Given the devotion of fans to the series, why decide to only do two more seasons of seventeen episodes apiece and end the series after its sixth season? Especially when ABC Entertainment president Steve McPherson said last week that the network would be more than happy to air 22 or 24 episodes a season?

"We agreed to do 48 more hours and we could have done that over two seasons, which we would be finishing now, but we chose to divide them over three seasons," explained Lindelof. "We wanted to be thoughtful about writing the scripts and figuring out how to tell the stories.
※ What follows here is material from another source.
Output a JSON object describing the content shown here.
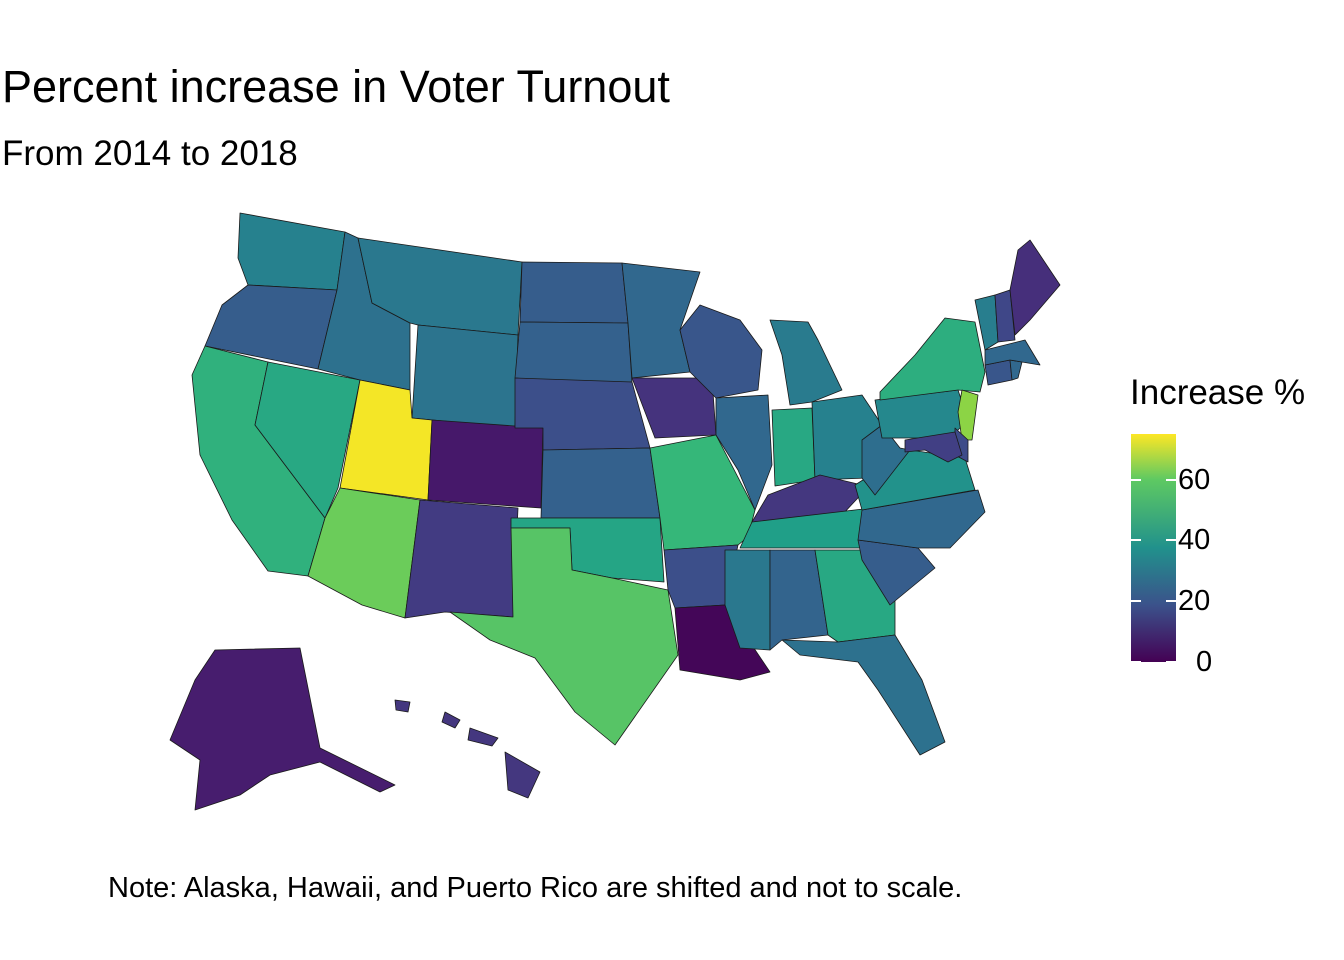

Figuring out these time travel stories is enormously complicated, so we calculated exactly how many episodes we felt we could do and still tell the story well and get to an ending. We asked for three seasons to do this because we wanted to keep the quality bar high. They agreed to that and here we are now."

"Basically all these ideas, the flash-forwards being the first one that we were able to pull the trigger on and then entering into the end game of the story, which involved a significant amount of nonlinear time-travel storytelling," said Lindelof, "was all sort of part of what our plan was, but we couldn't start to do any of that stuff until we realized we were working towards an end point.

"The time travel reflects kind of a plunge towards the ending of which is irreversible," said Cuse. "I mean, at this point, once we committed to doing that, there was only a certain amount of distance between that and where the story, in our opinion, had to end."